South African HIV Sufferers to Take Less Medications

The South African Health Minister has announced that, as from April next year, HIV patients who are on ARV treatment will no longer have to take three tablets a day, but only one. During a media briefing, Health Minister Aaron Motsoaledi announced a tender award for a single dose of the triple combination of tenofovir, entricitabine and efavirenz.

Dr Motsoaledi noted that though the tender seems costly to the country’s financial wellness, at R5.9 billion, South Africa has managed to reduce the cost of the tender by 38%, which is a massive saving of R2.2 billion. He commented, ‘This new tender has moved from an original cost of R8.1 billion to R5.9 billion for two years, this savings means we can treat more patients with the same budget.’ The price of the three-in-one combination from Aspen Pharmacare, Cipla Medpro and Mylan Pharmaceuticals, who were awarded the tender, is R89.37, which Dr Motsoaledi described as now the world’s lowest price for this product.

This move is set to improve the wellbeing of all pregnant women whose wellness has been affected by HIV, and their children. According to Dr Motsoaledi, from April 2013, all HIV-positive pregnant women, regardless of their CD4 count, will be given the single dose combination during pregnancy and breast feeding. He said that at least 80% of patients who are on ARV treatment will also be able to switch to the single dose combination, noting that those who can’t be switched, for whatever reason, can still take individual ARV drugs.
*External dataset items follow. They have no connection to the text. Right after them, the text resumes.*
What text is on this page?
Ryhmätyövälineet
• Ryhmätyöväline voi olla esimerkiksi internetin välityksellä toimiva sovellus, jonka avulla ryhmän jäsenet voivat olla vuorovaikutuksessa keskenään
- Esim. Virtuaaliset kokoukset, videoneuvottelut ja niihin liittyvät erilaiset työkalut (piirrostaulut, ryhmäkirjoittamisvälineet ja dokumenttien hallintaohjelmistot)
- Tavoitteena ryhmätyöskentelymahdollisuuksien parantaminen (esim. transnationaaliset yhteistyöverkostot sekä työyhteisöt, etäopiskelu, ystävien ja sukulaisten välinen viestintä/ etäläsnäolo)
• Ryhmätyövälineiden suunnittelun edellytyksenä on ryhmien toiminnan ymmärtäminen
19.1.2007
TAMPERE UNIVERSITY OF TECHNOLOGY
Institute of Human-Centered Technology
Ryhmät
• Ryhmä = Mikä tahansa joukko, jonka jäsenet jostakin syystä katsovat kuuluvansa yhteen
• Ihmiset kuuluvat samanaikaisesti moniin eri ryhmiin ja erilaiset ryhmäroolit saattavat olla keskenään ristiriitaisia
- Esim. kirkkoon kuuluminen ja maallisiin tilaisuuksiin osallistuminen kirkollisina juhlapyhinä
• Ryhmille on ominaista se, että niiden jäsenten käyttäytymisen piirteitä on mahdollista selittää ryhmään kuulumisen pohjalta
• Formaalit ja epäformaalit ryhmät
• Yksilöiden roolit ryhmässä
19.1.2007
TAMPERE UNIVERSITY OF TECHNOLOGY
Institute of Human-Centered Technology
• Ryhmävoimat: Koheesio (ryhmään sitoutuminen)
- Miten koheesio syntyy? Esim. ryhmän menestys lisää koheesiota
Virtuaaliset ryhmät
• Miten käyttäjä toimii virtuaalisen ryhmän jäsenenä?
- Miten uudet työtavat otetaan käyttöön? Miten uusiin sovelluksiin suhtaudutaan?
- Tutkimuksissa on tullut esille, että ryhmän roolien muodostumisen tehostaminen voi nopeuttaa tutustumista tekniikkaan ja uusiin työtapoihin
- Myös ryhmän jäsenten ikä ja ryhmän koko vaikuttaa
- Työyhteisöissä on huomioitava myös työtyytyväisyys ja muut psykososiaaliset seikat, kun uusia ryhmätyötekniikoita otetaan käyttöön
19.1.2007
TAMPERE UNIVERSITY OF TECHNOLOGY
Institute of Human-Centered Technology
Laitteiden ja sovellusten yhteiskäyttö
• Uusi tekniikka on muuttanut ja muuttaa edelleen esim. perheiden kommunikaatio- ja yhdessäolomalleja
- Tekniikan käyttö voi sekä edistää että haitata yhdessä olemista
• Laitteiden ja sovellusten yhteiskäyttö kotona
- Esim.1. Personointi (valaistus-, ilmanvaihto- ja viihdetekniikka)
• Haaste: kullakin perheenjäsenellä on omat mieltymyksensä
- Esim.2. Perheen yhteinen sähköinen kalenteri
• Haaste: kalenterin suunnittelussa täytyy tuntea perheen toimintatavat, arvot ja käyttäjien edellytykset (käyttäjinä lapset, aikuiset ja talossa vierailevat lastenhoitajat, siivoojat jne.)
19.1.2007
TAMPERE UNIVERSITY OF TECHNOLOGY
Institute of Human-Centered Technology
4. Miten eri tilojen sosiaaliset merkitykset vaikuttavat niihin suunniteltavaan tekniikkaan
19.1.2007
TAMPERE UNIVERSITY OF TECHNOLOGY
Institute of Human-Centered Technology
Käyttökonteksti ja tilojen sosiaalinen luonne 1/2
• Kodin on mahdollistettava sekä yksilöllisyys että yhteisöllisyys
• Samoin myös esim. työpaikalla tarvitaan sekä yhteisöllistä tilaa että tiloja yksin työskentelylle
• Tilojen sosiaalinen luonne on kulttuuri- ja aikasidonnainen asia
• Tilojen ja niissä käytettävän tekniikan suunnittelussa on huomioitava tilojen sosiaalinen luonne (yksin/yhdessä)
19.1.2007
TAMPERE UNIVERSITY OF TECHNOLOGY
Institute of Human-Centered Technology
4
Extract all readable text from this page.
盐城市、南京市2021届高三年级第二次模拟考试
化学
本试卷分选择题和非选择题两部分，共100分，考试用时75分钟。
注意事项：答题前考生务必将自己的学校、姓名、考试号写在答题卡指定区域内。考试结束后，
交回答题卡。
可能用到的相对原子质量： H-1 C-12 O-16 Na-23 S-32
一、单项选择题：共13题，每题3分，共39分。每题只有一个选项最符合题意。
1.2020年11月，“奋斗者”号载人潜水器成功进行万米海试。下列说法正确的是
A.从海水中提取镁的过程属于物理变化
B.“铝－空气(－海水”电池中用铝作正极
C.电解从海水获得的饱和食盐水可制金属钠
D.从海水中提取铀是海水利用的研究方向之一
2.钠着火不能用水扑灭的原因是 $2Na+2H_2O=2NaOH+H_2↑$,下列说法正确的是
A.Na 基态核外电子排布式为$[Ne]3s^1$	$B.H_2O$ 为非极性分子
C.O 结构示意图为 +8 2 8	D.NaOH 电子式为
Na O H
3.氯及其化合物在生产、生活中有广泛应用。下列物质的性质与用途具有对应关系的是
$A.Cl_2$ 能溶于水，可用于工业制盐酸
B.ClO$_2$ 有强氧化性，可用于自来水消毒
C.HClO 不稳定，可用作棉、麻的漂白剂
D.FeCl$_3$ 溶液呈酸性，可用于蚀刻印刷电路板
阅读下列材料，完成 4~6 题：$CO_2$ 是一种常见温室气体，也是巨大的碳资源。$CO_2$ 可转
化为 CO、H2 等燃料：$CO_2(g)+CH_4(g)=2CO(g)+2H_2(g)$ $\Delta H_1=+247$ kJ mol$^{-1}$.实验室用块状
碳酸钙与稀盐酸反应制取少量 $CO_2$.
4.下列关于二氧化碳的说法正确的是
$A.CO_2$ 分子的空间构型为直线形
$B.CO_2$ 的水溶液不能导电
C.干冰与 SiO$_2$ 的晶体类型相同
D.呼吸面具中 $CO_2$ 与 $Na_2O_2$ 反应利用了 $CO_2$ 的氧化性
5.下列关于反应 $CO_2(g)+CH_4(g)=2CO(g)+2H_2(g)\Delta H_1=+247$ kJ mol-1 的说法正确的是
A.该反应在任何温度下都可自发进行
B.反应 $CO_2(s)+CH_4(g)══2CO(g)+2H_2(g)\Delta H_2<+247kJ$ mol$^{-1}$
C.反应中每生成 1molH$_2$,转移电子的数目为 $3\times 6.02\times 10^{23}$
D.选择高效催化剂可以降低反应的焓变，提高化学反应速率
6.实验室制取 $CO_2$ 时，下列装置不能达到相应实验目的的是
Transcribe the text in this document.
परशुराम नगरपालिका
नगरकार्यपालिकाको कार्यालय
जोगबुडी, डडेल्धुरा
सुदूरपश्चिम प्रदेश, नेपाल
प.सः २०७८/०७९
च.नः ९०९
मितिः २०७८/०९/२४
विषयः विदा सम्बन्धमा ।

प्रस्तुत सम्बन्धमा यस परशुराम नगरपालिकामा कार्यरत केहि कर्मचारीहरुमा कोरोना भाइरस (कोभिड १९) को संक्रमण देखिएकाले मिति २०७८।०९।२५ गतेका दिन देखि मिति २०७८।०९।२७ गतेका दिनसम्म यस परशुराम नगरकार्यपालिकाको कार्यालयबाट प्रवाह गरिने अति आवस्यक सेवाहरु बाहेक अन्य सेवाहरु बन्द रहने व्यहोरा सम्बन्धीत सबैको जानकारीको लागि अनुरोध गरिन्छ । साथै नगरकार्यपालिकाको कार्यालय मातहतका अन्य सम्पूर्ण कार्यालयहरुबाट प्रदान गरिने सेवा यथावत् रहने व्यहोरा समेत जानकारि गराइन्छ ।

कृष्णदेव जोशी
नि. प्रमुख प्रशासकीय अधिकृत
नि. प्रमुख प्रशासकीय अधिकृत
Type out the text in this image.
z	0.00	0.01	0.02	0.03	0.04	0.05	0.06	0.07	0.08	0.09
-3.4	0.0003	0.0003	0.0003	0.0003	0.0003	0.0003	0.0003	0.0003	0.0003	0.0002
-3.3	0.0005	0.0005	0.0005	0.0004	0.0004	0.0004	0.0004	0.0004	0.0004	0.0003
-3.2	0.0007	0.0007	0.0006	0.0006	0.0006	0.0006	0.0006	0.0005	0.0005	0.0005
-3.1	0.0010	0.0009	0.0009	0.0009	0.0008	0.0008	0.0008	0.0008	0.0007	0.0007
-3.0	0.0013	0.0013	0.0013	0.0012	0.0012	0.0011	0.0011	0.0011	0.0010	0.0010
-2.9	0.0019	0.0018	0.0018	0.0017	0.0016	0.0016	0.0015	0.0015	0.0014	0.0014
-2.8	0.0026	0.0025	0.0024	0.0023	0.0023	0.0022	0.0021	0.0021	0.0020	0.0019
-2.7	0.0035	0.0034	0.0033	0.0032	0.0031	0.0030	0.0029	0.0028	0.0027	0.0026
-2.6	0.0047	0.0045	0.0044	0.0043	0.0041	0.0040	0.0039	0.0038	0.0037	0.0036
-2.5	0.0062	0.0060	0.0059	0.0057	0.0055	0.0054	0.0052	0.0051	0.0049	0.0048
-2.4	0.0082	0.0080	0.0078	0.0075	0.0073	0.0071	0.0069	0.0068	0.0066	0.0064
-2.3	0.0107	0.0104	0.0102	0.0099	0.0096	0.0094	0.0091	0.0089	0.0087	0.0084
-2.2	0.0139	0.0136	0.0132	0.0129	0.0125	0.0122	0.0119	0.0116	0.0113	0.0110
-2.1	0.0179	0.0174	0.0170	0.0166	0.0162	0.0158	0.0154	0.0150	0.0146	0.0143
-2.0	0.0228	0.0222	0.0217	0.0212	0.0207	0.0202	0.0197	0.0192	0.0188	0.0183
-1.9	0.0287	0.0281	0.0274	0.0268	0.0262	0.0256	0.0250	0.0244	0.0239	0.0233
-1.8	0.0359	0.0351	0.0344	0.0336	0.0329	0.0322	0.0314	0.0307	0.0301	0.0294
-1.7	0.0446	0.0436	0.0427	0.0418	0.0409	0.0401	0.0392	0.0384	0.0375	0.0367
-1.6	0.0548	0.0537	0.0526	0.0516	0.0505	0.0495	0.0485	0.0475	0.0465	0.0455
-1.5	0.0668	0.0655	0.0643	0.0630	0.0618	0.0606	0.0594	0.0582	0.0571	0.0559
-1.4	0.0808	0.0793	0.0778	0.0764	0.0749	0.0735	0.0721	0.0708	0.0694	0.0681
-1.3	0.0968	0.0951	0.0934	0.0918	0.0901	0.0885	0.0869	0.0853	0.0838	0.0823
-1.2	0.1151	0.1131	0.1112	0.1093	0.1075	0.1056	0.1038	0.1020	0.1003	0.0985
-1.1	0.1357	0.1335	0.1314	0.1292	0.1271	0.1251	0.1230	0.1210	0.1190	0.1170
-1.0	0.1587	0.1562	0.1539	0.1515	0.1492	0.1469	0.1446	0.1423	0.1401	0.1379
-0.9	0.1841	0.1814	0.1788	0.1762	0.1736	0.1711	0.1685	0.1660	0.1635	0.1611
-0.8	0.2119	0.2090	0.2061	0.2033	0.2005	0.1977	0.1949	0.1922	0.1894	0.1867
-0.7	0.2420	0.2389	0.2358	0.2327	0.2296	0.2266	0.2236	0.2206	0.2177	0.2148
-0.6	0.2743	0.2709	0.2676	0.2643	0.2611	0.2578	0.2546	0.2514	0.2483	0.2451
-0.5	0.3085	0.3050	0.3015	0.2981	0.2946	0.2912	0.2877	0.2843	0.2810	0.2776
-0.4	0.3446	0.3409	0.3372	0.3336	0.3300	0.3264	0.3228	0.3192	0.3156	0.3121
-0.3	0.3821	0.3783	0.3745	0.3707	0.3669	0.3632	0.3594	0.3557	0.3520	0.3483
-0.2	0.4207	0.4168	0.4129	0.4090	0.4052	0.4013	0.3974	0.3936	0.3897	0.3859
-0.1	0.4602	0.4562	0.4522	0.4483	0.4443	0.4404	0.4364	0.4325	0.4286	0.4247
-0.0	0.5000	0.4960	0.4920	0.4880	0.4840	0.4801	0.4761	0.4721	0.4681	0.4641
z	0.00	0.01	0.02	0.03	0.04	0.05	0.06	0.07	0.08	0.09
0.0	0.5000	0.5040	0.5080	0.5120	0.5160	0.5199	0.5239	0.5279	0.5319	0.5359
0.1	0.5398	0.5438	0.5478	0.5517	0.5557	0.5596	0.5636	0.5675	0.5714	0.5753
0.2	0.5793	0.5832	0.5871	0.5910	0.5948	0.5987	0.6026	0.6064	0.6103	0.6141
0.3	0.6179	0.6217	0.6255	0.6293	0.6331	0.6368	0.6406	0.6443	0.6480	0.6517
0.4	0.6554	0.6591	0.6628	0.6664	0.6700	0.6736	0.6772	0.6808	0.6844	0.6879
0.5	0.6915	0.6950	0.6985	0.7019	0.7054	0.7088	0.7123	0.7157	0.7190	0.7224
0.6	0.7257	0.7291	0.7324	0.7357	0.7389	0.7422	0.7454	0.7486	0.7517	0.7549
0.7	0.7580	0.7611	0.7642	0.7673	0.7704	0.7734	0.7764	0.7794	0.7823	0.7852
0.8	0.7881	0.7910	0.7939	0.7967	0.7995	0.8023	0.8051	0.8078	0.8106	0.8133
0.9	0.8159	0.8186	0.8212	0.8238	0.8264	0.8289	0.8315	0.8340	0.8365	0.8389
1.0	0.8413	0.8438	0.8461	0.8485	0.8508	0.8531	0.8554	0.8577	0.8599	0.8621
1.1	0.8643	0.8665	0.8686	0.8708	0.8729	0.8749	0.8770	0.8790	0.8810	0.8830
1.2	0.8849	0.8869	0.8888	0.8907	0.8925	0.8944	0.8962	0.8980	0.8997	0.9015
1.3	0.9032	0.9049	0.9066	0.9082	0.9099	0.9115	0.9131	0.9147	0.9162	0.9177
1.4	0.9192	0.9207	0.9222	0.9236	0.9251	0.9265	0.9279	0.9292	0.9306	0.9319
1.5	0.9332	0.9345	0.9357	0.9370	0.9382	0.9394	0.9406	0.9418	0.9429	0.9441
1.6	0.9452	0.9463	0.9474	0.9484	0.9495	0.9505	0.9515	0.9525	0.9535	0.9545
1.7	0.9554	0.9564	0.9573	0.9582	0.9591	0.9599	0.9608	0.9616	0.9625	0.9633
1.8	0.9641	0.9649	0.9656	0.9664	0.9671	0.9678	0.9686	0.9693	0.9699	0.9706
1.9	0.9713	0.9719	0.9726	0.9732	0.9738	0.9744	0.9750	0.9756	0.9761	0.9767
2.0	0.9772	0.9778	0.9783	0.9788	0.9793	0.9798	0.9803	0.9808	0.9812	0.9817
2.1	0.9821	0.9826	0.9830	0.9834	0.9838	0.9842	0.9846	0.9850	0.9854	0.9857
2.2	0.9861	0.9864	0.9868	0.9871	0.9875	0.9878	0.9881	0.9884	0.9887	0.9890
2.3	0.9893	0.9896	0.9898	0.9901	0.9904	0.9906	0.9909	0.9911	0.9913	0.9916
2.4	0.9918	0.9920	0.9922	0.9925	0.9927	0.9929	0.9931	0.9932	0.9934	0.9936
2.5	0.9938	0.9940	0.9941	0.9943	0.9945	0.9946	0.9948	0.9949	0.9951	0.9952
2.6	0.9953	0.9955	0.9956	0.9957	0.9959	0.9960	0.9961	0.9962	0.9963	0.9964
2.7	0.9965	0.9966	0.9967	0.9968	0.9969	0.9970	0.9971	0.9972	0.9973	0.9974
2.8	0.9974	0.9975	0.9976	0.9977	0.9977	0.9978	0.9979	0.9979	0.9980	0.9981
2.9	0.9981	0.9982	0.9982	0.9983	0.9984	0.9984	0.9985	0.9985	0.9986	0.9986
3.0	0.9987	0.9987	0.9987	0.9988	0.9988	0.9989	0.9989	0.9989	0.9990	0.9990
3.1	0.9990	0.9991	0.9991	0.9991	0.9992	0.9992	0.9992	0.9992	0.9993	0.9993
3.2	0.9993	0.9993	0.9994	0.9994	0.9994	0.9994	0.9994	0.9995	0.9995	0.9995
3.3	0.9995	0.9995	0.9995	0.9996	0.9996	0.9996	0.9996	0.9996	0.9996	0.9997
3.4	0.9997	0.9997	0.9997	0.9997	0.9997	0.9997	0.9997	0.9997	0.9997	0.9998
The benefits of the new drug will be huge in terms of patient compliance, logistics and storage, Dr Motsoaledi said, adding that it will also have fewer side effects. ‘The fixed dose combination brings with it an additional extraordinary benefit, the combination is more effective than dual therapy and has fewer side effects for the pregnant mother, in addition to its’ convenient dosage regimen,’ he highlighted.

Dr Francesca Conradie, Clinical Advisor for TB/HIV at the Wits University’s Clinical HIV Research Unit, assured that it would not harm the mothers with a high CD 4 count in any way. ‘Simplification of the tablets is so much easier for mothers and it will lead to better results,’ she said. Dr Motsoaledi added that the drugs will be available in all 3000 health facilities, and there will be no more delays in supply, as experienced in the past. ‘We have asked the suppliers to give us their commitment on this and all three of them have done so,’ he said.